Current Institutional Affiliation
Doctoral Candidate, Political Science, Johns Hopkins University

Award Information

International Dissertation Research Fellowship 2013
Institutional Affiliation (at time of award):
Political Science, Johns Hopkins University
Shifting Margins in Brazil: State-Society Interactions in the Cultural Sphere

State-society relations take on distinct forms "at the margins," understood not only as a spatial border, but also as a social border by which subnational communities are hierarchized and excluded. This project examines the ways that such margins can shift in the context of cultural policy. Specifically, it examines this process as it occurs within the Brazilian Pontos de Cultura program, a state-sponsored initiative that for the past decade has supported diverse artistic activities in marginalized communities throughout the country. As remarkable as the program's innovative mission of "bottom up" cultural development is its painfully bureaucratic mode of implementation, generating tensions that state managers and marginalized artists negotiate together.
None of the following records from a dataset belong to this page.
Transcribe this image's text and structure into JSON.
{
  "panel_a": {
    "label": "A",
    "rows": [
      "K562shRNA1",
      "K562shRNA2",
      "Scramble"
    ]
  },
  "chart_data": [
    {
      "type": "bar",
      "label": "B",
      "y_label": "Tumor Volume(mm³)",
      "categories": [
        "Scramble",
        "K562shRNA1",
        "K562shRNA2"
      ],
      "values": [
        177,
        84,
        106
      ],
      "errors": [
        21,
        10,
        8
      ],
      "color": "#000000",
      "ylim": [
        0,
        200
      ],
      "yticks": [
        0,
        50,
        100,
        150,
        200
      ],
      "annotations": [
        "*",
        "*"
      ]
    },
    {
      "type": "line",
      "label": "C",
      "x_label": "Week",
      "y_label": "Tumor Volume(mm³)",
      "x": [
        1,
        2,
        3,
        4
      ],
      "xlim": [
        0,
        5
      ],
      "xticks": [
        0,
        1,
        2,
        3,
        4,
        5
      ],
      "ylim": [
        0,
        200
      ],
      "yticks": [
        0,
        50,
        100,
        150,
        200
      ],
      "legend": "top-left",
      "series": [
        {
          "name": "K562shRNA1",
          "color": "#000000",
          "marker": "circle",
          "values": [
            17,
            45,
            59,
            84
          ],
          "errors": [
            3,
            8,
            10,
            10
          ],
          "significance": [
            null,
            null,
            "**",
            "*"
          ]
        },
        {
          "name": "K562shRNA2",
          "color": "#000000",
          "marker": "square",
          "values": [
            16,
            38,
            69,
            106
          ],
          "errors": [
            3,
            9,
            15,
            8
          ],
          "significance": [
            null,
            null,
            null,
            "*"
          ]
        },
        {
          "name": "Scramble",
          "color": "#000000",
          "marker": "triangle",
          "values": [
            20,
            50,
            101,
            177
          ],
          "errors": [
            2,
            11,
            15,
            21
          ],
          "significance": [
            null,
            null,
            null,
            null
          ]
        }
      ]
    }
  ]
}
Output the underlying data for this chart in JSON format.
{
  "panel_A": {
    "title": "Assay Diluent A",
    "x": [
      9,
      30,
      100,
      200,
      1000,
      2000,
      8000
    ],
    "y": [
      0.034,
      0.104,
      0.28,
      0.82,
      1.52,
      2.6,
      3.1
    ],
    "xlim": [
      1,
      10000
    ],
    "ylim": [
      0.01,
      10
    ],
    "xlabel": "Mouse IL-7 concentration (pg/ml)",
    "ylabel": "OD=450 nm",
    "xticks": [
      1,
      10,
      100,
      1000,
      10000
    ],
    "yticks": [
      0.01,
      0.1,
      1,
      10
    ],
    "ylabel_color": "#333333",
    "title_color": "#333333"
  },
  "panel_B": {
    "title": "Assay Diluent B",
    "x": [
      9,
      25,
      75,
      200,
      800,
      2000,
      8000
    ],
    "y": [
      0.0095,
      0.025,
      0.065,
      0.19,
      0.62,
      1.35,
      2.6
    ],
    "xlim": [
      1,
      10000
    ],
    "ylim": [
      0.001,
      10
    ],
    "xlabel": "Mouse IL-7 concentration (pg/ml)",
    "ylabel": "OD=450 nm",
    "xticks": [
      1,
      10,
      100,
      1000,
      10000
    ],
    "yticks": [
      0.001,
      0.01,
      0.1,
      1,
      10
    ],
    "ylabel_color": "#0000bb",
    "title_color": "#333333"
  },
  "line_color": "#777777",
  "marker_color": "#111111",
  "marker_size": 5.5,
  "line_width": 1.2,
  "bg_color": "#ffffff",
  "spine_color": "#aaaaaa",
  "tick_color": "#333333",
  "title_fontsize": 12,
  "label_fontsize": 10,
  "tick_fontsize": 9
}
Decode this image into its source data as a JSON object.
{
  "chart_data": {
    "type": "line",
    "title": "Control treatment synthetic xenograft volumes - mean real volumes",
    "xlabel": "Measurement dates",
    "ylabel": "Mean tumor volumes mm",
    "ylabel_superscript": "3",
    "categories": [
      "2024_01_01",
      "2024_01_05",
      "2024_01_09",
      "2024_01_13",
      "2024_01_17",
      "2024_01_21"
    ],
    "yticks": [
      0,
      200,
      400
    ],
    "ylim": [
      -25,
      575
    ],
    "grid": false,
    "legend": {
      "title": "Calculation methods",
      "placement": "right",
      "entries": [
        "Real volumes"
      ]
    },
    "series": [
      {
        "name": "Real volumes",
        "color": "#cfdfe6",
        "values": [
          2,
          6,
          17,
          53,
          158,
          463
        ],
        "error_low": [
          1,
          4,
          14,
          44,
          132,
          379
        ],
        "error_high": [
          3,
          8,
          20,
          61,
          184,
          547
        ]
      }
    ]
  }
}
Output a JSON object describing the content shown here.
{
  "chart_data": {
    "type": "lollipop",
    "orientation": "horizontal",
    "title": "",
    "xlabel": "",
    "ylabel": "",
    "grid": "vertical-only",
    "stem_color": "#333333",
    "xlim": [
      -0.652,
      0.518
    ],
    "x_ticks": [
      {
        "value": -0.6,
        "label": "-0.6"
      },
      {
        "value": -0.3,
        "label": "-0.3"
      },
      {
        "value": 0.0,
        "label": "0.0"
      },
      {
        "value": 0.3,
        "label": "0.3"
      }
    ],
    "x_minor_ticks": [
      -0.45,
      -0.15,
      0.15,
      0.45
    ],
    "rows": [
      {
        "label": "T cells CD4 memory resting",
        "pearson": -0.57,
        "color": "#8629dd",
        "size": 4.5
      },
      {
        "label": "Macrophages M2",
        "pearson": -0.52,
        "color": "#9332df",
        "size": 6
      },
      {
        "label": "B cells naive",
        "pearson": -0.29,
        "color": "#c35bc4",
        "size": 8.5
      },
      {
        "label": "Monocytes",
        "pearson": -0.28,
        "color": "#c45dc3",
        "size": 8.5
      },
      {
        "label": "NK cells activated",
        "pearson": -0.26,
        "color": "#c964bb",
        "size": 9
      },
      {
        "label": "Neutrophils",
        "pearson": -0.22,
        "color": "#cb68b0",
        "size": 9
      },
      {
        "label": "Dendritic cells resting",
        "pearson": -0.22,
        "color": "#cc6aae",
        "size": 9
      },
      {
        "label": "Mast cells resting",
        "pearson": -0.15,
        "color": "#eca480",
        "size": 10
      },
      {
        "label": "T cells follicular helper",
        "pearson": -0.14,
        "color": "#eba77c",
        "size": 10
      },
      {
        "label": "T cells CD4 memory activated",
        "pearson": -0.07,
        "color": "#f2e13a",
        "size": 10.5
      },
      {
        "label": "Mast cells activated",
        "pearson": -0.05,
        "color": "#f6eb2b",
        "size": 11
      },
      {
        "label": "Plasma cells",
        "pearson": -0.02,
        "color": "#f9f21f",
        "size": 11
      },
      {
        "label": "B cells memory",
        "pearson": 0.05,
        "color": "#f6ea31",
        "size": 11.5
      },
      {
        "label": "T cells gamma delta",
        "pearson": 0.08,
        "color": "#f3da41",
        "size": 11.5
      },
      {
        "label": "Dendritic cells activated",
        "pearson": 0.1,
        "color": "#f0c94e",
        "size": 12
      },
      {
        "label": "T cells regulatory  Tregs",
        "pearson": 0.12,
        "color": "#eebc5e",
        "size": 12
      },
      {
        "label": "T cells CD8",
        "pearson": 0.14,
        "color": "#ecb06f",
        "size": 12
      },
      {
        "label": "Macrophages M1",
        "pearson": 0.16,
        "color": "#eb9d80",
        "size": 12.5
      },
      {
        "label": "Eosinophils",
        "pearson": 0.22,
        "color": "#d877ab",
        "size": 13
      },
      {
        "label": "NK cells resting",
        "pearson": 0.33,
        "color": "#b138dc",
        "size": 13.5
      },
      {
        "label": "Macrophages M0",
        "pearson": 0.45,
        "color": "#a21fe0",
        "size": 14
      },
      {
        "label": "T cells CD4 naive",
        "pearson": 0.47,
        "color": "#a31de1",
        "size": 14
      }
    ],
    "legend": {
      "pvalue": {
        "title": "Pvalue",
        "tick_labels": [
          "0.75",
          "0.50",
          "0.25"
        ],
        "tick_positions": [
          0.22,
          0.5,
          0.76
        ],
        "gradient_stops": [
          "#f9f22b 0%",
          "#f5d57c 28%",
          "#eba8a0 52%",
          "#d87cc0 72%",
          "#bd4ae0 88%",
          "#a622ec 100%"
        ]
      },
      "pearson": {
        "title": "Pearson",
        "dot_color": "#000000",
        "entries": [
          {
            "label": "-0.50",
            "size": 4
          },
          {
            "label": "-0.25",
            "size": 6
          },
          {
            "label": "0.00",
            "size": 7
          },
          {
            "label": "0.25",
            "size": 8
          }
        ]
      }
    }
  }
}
What distinct forms of state-society interactions are emerging in the context of the Pontos de Cultura Program? How are state managers and artists negotiating the contradictions between the bureaucratic order of the state and the creative agency involved in cultural production, and how might such interactions change the practices or perceptions of those involved? What kinds of narratives is the program generating, and how do they impact the ideational marginalization of particular populations? To address these questions, the project relies on interviews with state officials and artists, observations of program activities, review of materials produced about the program, and analysis of the program's cultural outputs. It builds on a small but insightful political science literature which has helped highlight the role cultural forms play in political action and the broader systems of meaning within which power struggles occur, but which has tended to presume an oppositional relationship between state and society. This work explores the space culture creates for more collaborative encounters between state and marginalized actors, in which relationships of authority are altered and room for creative agency is expanded.